Beyond the inaccuracy of this affirmation (it is true it could be applied to a couple of examples but it does not explain most of the Kashrut laws or its omissions), the corollary is that today with stricter sanitary controls, the Kashrut would be unnecessary.  

Philo of Alexandria and Maimonides a thousand years later (who also referenced the hygienic reason behind the Kashrut), explained it through the search for self-control.  To recognize that there are things I can eat and things I cannot.  Instinct might lead to the usual responses: exacerbation (to eat without restraint) or its annulment (to give up the pleasure of eating and ingest only the minimum to survive).  Jewish tradition aspires to find a middle ground between both extremes, to find pleasure in food but to recognize there are limits to what we eat.  

Another interpretation comes from the end of our Parashah (Lev. 11:44): “For I the Lord am your God: you shall sanctify yourselves and be holy, for I am holy.”  Also, from the passage that speaks about the same issue in Deuteronomy (14:21): “You shall not eat anything that has died a natural death; give it to the stranger in your community to eat, or you may sell it to a foreigner. For you are a people consecrated to the Lord your God. You shall not boil a kid in its mother's milk”

As you can see, the key term in holiness, meaning that the way we eat gives testimony of our aspiration to become holy.  Something as routine as eating, a physiological need, an act that makes us so similar to animals, has the potential of being transformed into something holy, through our reflection and by understanding there is a responsibility in what I am eating.  

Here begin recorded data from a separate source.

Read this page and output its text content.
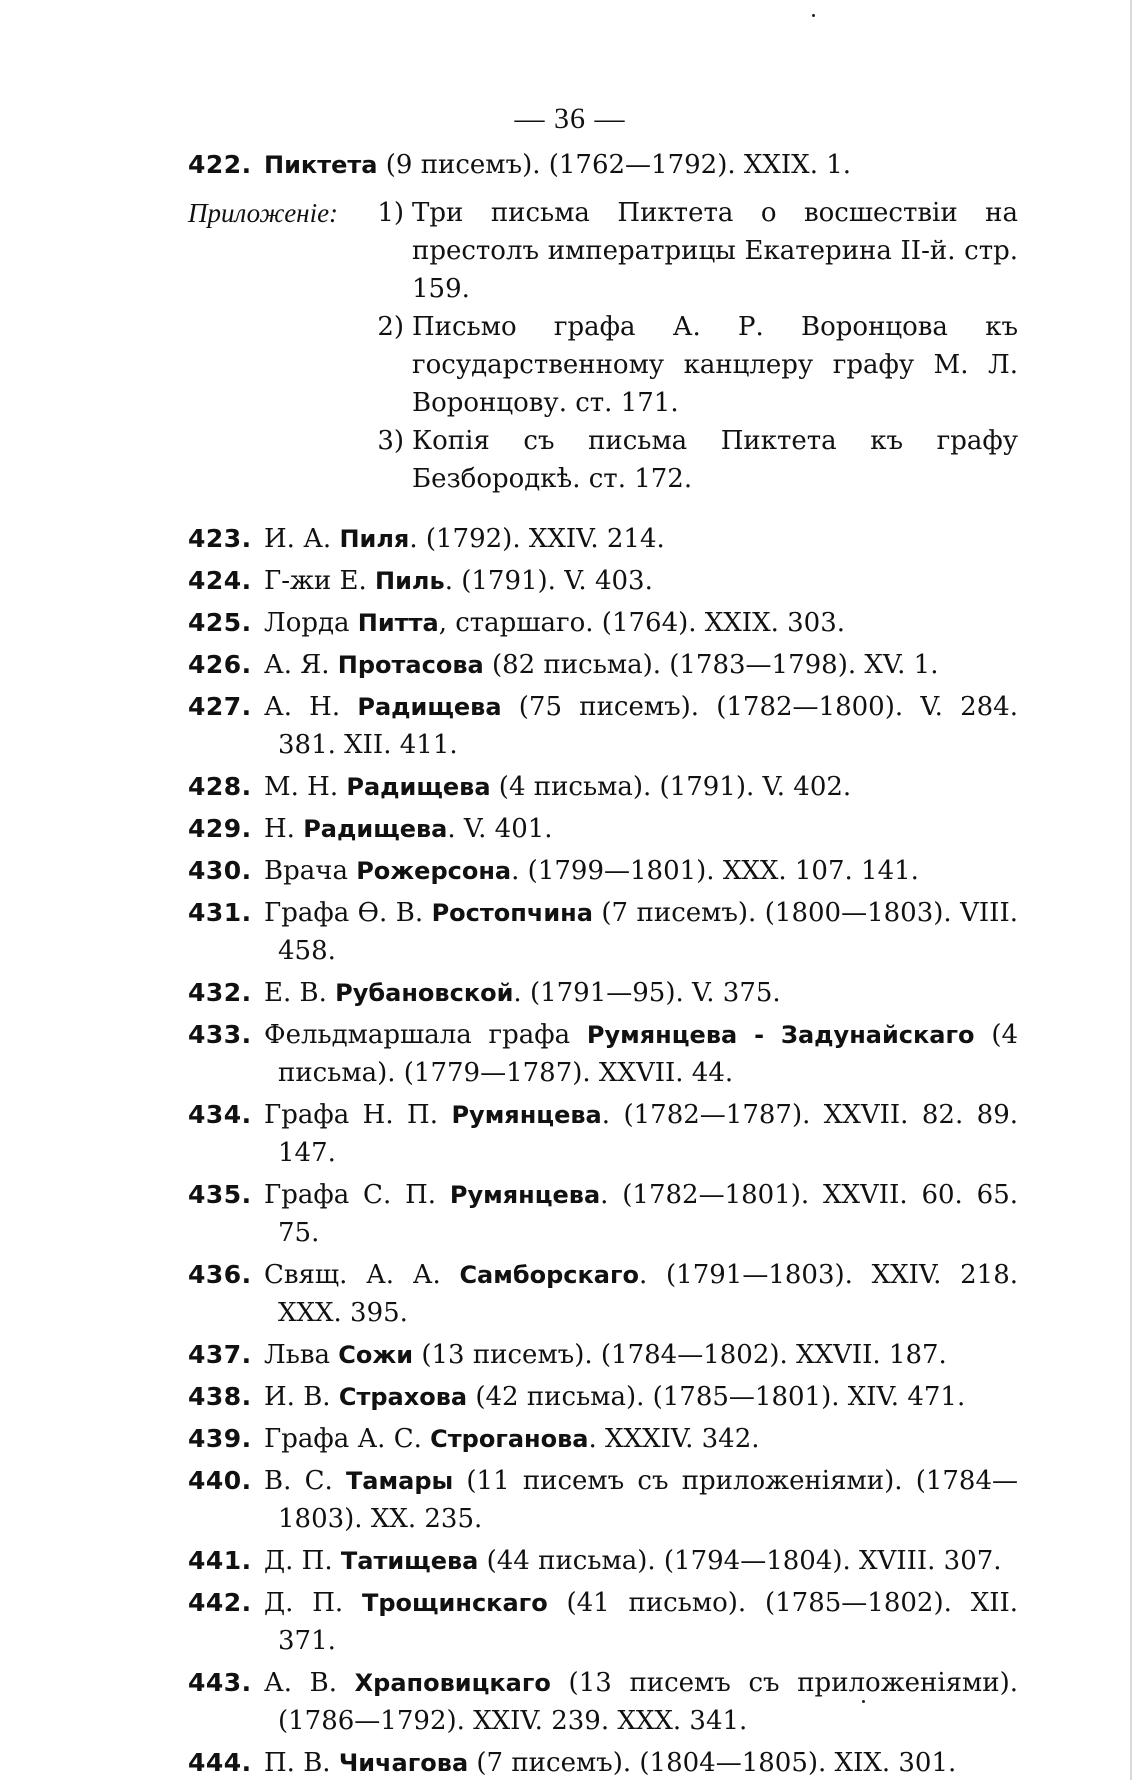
— 36 —
422. Пиктета (9 писемъ). (1762—1792). XXIX. 1.
Приложеніе:	1) Три письма Пиктета о восшествіи на престолъ императрицы Екатерина II-й. стр. 159.
2) Письмо графа А. Р. Воронцова къ государственному канцлеру графу М. Л. Воронцову. ст. 171.
3) Копія съ письма Пиктета къ графу Безбородкѣ. ст. 172.
423. И. А. Пиля. (1792). XXIV. 214.
424. Г-жи Е. Пиль. (1791). V. 403.
425. Лорда Питта, старшаго. (1764). XXIX. 303.
426. А. Я. Протасова (82 письма). (1783—1798). XV. 1.
427. А. Н. Радищева (75 писемъ). (1782—1800). V. 284. 381. XII. 411.
428. М. Н. Радищева (4 письма). (1791). V. 402.
429. Н. Радищева. V. 401.
430. Врача Рожерсона. (1799—1801). XXX. 107. 141.
431. Графа Ѳ. В. Ростопчина (7 писемъ). (1800—1803). VIII. 458.
432. Е. В. Рубановской. (1791—95). V. 375.
433. Фельдмаршала графа Румянцева - Задунайскаго (4 письма). (1779—1787). XXVII. 44.
434. Графа Н. П. Румянцева. (1782—1787). XXVII. 82. 89. 147.
435. Графа С. П. Румянцева. (1782—1801). XXVII. 60. 65. 75.
436. Свящ. А. А. Самборскаго. (1791—1803). XXIV. 218. XXX. 395.
437. Льва Сожи (13 писемъ). (1784—1802). XXVII. 187.
438. И. В. Страхова (42 письма). (1785—1801). XIV. 471.
439. Графа А. С. Строганова. XXXIV. 342.
440. В. С. Тамары (11 писемъ съ приложеніями). (1784—1803). XX. 235.
441. Д. П. Татищева (44 письма). (1794—1804). XVIII. 307.
442. Д. П. Трощинскаго (41 письмо). (1785—1802). XII. 371.
443. А. В. Храповицкаго (13 писемъ съ приложеніями). (1786—1792). XXIV. 239. XXX. 341.
444. П. В. Чичагова (7 писемъ). (1804—1805). XIX. 301.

Personally, I find a lot of meaning in this approach.  It presents important aspects regarding holiness, not only in what we eat, but in the way it was produced (for example, the way the company treats its workers) or in the implications it has for the environment (Kashrut and ecology should go hand in hand).  

Many other interpretations have been provided, some better than others.  Indisputably -and in that sense I believe there is added value that many contemporaries have yet to discover- the Kashrut is also a fundamental part of Jewish identity.  I express my belonging to the Jewish people by following millenary rules that at the same time help inspire my desire to live a life of meaning.   

What better example of the relevance of tradition.